Links to Paper and Supplementary Materials

Main Paper (Open Access Version): https://papers.miccai.org/miccai-2025/paper/3296_paper.pdf

SharedIt Link: Not yet available

SpringerLink (DOI): Not yet available

Supplementary Material: https://papers.miccai.org/miccai-2025/supp/3296_supp.zip

Link to the Code Repository

https://github.com/sebodiaz/cross-population-pose

Link to the Dataset(s)

N/A

BibTex

@InProceedings{DiaSeb_Robust_MICCAI2025,
        author = { Diaz, Sebastian and Billot, Benjamin and Dey, Neel and Zhang, Molin and Abaci Turk, Esra and Grant, P. Ellen and Golland, Polina and Adalsteinsson, Elfar},
        title = { { Robust Fetal Pose Estimation across Gestational Ages via Cross-Population Augmentation } },
        booktitle = {proceedings of Medical Image Computing and Computer Assisted Intervention -- MICCAI 2025},
        year = {2025},
        publisher = {Springer Nature Switzerland},
        volume = {LNCS 15966},
        month = {September},
        page = {550 -- 560}
}


Reviews

Review #1

  • Please describe the contribution of the paper

    This paper presents a data augmentation framework aimed at improving the generalization of pose estimation models in fetal MRI scans to younger gestational ages using training data annotated only from older GA cohorts. The authors introduce a fetal-specific augmentation strategy that simulates smaller fetal anatomy.
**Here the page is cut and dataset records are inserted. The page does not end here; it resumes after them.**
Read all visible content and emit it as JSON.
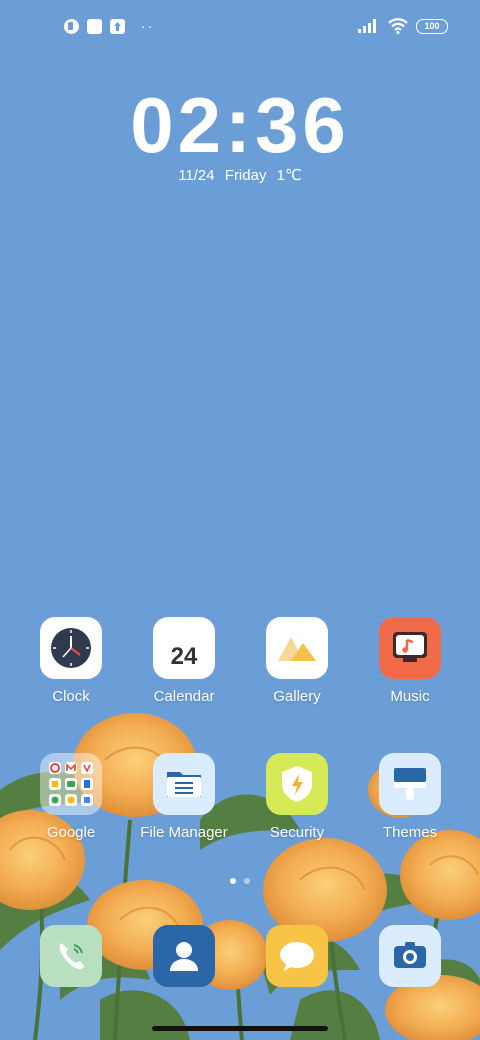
{
  "status_bar": {
    "notification_icons": [
      "app-notification-icon",
      "square-notification-icon",
      "upload-notification-icon",
      "more-dots-icon"
    ],
    "battery": "100"
  },
  "lockscreen": {
    "time": "02:36",
    "date": "11/24  Friday  1℃"
  },
  "apps": {
    "row1": [
      {
        "label": "Clock",
        "icon": "clock-icon"
      },
      {
        "label": "Calendar",
        "icon": "calendar-icon",
        "badge": "24"
      },
      {
        "label": "Gallery",
        "icon": "gallery-icon"
      },
      {
        "label": "Music",
        "icon": "music-icon"
      }
    ],
    "row2": [
      {
        "label": "Google",
        "icon": "folder-icon"
      },
      {
        "label": "File Manager",
        "icon": "file-manager-icon"
      },
      {
        "label": "Security",
        "icon": "security-icon"
      },
      {
        "label": "Themes",
        "icon": "themes-icon"
      }
    ]
  },
  "dock": [
    {
      "icon": "phone-icon"
    },
    {
      "icon": "contacts-icon"
    },
    {
      "icon": "messages-icon"
    },
    {
      "icon": "camera-icon"
    }
  ],
  "pages": {
    "count": 2,
    "active": 0
  },
  "colors": {
    "sky": "#6b9ed6",
    "rose": "#f2a84b",
    "leaf": "#4f7a3a"
  }
}
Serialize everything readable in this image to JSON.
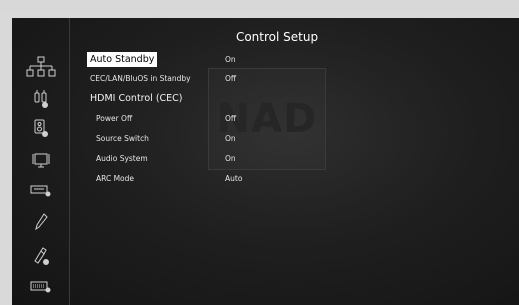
{
  "page": {
    "title": "Control Setup"
  },
  "sidebar": {
    "items": [
      {
        "icon": "network-icon"
      },
      {
        "icon": "audio-input-icon"
      },
      {
        "icon": "speaker-settings-icon"
      },
      {
        "icon": "display-icon"
      },
      {
        "icon": "remote-icon"
      },
      {
        "icon": "pen-icon"
      },
      {
        "icon": "tools-icon"
      },
      {
        "icon": "keyboard-icon"
      }
    ]
  },
  "watermark": {
    "text": "NAD"
  },
  "settings": [
    {
      "label": "Auto Standby",
      "value": "On",
      "selected": true
    },
    {
      "label": "CEC/LAN/BluOS in Standby",
      "value": "Off"
    },
    {
      "label": "HDMI Control (CEC)",
      "value": ""
    },
    {
      "label": "Power Off",
      "value": "Off"
    },
    {
      "label": "Source Switch",
      "value": "On"
    },
    {
      "label": "Audio System",
      "value": "On"
    },
    {
      "label": "ARC Mode",
      "value": "Auto"
    }
  ],
  "colors": {
    "background": "#1f1f1f",
    "selected_bg": "#ffffff",
    "text": "#e6e6e6"
  }
}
  • Please list the major strengths of the paper: you should highlight a novel formulation, an original way to use data, demonstration of clinical feasibility, a novel application, a particularly strong evaluation, or anything else that is a strong aspect of this work. Please provide details, for instance, if a method is novel, explain what aspect is novel and why this is interesting.
    • The paper is well written and clearly structured, with a well-motivated problem. The authors effectively communicate the clinical and technical relevance of improving pose estimation models for younger gestational ages.
    • The experimental setup is thoughtfully designed. The use of a research dataset for training and validation, combined with an additional and independent test set consisting of younger GA fetuses, provides a strong basis to assess the generalization capabilities of the proposed method.
    • The authors present clear and well-organized figures and analyses, including performance breakdowns across different gestational ages and landmark groups
  • Please list the major weaknesses of the paper. Please provide details: for instance, if you state that a formulation, way of using data, demonstration of clinical feasibility, or application is not novel, then you must provide specific references to prior work.
    • The inpainting strategy used by the authors is relatively simplistic: removing one fetus from an image and inserting it into another. While this method appears to be effective in the context of their study, more sophisticated inpainting techniques exist that could generate more anatomically realistic and coherent images. The authors should discuss this.
    • While the reviewer agrees that scaling down the fetus can simulate aspects of the intrauterine environment typical of younger gestational ages, fetal size is not the only distinguishing factor. Morphological and anatomical features differ significantly between early and late gestation. The proposed method does not address such morphological variability, which may limit the realism of the augmentation strategy. The authors should at least discuss the possibility of inpainting fetuses of younger GA datasets in images with older GA.
    • The authors claim to simulate fetal poses characteristic of earlier gestational ages. However, since the augmented data is derived solely from inpainted images using older GA subjects, it is unclear how the model is exposed to the natural pose variations of younger fetuses. Younger fetuses typically exhibit a greater range of movement due to a larger intrauterine space relative to their body size. The authors should clarify how such pose diversity is achieved, or justify why their current strategy is sufficient to approximate it.
    • It is not clearly explained whether the performance gains observed against the baseline are due to the augmentation strategy or other architectural differences in the network. The authors compare their method to the baseline, but do not present results from their own network without augmentation. Are the baseline and proposed networks similar enough for the authors to argue that the differences are only due to the augmentation?
  • Please rate the clarity and organization of this paper

    Good

  • Please comment on the reproducibility of the paper. Please be aware that providing code and data is a plus, but not a requirement for acceptance.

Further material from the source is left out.